The findings are published online in the journal Cancer.

“This is an exciting new way to find potentially useful anti-cancer agents,” says principal investigator Dr. Tushar Patel, director of hepatology and a researcher with Ohio State’s Comprehensive Cancer Center-James Cancer Hospital and Solove Research Institute.

“For nearly two decades, cancer drug discovery has sought agents that block a single molecular target or pathway,” he says. “Our approach identifies agents that could potentially block tumor progression by striking multiple genes that are associated with a particular cancer-related behavior.”

New drugs for liver cancer are needed because the disease is widespread worldwide. The most common type of liver cancer, hepatocellular carcinoma, causes 630,000 deaths every year worldwide, and the incidence is rising in many countries, including the United States.

Only one drug is presently approved for treating advanced liver cancer, Patel says. He notes that several new agents are in development for the disease, but each affects just one or another of the many processes that are altered in liver cancer cells.
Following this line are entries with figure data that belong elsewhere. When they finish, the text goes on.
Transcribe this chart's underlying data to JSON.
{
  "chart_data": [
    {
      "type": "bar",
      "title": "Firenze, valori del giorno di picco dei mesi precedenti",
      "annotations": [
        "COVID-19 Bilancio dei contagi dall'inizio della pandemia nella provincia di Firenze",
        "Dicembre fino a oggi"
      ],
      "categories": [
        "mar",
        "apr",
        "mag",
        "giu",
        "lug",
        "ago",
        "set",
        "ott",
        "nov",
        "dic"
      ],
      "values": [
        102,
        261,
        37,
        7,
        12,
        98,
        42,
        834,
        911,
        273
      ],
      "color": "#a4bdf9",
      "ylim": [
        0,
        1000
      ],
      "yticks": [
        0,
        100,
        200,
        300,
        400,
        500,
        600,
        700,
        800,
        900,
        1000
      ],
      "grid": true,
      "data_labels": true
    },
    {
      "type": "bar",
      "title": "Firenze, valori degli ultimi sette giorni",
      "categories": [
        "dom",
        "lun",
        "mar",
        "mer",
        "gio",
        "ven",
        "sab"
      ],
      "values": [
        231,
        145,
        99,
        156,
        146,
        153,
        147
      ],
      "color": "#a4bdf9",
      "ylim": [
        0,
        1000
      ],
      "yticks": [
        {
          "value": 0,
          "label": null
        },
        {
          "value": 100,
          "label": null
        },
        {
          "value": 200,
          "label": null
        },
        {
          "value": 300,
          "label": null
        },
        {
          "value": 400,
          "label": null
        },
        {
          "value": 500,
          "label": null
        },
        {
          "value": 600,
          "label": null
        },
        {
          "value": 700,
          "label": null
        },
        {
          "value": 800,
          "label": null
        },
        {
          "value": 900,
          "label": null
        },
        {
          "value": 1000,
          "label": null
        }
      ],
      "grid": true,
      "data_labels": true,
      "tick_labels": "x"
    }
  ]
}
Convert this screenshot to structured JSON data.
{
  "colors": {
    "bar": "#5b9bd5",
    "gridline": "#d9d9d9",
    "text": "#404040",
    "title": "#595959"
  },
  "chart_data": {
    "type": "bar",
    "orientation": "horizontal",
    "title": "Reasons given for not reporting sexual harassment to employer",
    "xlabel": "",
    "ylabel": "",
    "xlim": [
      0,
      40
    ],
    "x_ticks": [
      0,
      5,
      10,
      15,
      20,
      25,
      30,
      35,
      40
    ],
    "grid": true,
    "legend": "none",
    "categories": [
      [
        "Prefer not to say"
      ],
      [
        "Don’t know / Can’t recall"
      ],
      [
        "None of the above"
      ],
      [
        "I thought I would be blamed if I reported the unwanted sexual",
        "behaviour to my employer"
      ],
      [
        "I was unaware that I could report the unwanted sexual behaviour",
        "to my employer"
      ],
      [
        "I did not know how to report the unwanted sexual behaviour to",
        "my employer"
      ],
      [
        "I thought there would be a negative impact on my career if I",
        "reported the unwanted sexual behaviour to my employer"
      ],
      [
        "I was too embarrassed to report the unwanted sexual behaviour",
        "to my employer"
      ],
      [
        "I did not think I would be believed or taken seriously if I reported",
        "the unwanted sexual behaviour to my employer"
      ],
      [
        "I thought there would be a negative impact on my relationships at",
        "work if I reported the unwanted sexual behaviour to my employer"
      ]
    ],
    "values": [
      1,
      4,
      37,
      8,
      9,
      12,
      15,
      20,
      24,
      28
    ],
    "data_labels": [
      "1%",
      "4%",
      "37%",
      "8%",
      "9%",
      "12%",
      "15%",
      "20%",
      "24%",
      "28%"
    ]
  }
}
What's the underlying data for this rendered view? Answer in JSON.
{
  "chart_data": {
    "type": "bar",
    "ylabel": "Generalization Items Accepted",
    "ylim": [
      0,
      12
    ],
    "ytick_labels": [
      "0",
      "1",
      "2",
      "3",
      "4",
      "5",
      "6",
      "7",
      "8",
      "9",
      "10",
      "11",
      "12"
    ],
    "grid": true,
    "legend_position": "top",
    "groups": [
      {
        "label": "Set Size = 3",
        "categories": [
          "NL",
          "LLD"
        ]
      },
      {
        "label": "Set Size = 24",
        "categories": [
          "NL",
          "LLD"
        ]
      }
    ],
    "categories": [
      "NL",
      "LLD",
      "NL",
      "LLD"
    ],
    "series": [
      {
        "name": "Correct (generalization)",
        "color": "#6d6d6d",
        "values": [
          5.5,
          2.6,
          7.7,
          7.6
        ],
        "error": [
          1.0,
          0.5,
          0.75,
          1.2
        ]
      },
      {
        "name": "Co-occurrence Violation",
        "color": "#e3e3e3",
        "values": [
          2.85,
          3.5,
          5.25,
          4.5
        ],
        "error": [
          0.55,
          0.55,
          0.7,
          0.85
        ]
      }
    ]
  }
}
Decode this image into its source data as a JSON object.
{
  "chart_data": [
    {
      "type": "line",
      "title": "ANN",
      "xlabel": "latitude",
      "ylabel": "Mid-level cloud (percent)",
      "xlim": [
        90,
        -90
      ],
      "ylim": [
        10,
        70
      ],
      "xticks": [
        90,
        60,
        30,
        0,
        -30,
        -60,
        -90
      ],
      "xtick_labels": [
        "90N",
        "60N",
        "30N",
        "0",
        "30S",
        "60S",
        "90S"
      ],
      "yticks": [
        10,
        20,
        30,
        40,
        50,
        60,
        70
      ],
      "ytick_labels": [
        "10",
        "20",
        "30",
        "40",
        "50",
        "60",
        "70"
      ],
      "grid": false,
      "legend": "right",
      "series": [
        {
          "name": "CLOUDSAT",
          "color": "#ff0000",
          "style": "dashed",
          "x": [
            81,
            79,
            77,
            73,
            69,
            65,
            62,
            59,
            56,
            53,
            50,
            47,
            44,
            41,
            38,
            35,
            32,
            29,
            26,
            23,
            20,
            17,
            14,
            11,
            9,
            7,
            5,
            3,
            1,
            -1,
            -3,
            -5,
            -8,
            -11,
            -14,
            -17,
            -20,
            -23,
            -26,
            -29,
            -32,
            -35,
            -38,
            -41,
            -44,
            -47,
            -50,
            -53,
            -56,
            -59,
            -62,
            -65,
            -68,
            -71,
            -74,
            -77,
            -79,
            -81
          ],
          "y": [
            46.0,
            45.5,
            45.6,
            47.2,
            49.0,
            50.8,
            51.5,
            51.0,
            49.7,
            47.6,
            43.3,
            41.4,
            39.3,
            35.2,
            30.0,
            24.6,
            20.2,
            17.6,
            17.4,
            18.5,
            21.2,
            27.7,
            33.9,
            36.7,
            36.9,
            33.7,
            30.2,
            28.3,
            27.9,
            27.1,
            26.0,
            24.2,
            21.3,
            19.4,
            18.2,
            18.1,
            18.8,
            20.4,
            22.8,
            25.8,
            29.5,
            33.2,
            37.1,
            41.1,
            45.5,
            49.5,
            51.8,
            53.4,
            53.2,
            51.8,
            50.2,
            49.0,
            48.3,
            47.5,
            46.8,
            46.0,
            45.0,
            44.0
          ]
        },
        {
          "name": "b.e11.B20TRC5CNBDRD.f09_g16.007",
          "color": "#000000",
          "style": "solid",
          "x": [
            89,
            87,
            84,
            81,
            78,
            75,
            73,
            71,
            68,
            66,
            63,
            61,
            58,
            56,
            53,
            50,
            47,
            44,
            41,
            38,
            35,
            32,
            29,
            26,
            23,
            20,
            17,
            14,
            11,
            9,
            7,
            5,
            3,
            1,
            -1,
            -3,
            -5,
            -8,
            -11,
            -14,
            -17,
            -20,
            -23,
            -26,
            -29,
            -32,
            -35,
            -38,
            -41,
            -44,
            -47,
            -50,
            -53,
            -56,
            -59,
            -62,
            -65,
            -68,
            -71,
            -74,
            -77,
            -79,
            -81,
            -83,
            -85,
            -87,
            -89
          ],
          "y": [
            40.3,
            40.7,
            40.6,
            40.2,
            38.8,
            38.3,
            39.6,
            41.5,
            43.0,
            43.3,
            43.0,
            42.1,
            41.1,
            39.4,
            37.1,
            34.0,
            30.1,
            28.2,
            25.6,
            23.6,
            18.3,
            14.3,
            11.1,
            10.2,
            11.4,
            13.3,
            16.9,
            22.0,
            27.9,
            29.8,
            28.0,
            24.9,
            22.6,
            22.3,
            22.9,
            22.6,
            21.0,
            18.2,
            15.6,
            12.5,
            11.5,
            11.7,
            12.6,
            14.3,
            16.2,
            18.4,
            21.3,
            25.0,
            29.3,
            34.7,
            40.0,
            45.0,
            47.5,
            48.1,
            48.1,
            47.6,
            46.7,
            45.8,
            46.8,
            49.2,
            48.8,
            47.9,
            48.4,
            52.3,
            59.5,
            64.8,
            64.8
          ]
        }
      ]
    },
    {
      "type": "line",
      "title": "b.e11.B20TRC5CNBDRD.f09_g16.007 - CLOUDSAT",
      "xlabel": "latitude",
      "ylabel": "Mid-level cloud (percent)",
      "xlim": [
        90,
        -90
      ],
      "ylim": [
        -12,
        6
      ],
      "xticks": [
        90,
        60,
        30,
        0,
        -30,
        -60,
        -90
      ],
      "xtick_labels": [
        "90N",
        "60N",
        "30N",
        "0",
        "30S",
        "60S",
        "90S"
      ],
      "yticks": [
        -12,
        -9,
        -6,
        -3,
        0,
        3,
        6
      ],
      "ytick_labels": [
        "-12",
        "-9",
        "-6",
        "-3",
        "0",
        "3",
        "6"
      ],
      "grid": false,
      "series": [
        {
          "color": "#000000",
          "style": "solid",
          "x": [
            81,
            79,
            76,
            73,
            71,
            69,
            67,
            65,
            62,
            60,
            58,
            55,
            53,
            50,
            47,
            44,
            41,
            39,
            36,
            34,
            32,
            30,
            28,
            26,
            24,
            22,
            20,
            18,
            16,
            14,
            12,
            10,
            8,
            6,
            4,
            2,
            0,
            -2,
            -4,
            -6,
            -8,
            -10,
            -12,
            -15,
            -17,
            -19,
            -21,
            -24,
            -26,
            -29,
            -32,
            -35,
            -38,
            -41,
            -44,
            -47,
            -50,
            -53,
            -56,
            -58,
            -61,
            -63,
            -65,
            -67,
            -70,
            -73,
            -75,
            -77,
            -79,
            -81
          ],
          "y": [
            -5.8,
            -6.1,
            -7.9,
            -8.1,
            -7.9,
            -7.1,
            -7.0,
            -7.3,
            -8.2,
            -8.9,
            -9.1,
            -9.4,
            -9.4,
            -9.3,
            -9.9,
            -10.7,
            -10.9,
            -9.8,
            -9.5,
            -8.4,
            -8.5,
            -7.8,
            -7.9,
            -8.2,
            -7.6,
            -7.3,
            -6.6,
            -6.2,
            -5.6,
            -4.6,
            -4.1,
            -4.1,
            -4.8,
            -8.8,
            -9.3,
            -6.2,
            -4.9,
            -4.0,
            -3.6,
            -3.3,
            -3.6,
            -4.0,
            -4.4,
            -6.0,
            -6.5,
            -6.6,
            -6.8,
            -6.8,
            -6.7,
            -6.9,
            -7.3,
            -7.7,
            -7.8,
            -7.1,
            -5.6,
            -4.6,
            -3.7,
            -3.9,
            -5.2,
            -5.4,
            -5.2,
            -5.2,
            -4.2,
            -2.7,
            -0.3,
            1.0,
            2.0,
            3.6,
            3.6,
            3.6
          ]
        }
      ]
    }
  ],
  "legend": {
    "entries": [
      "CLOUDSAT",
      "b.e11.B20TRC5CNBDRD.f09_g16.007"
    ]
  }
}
“We believe that targeting a certain type of tumor behavior might be helpful for liver cancer because many different biochemical pathways in tumor cells can be involved. Most targeted agents affect only one pathway, so a combination of drugs may be needed. Alternatively, new agents that hit multiple targets simultaneously could be used,” he says.

Patel and his colleagues began their study by identifying the gene changes present in liver cancers that had invaded neighboring blood vessels.

The researchers then looked for agents that could reverse these changes as a group. They did this using a database called the connectivity map, a collection of data sets that offers a way to compare gene changes caused by a disease with gene changes caused by different chemicals or drugs.

“We queried the gene changes present in invasive liver cancer cells against the connectivity map and looked for compounds that had an opposite effect on these changes,” Patel says. “If genes ‘A, B and C’ were increased in our tumor cells, we wanted to find an agent that decreased genes ‘A, B and C’,” he says.

Their search identified two compounds: Resveratol, a component of red wine that recently and coincidentally was shown by others to inhibit the ability of liver cancer cells to invade tissues and metastasize, and 17-allylamino-geldanamycin (17-AAG), which has shown anticancer activity in some solid tumors but has not been tested in liver cancer.

Last, the researchers used laboratory tests to verify that the two compounds actually did alter the invasive ability of liver cancer cells.

“This approach is exciting because it can be applied to any well-defined disease behavior,” Patel says. “It might also improve the approach to drug discovery and design if some agents were modified to select for a particular genomic profile rather than a single chemical target.

“Overall,” he says, “this could be a more relevant way of looking at cancer because we want to block certain disease changes and specific effects such as invasion, metastasis or chemotherapy resistance.”

Other Ohio State researchers involved in this study were Chiara Braconi, Erica Swenson, Lyudmyla Khrapenko and Nianyuan Huang.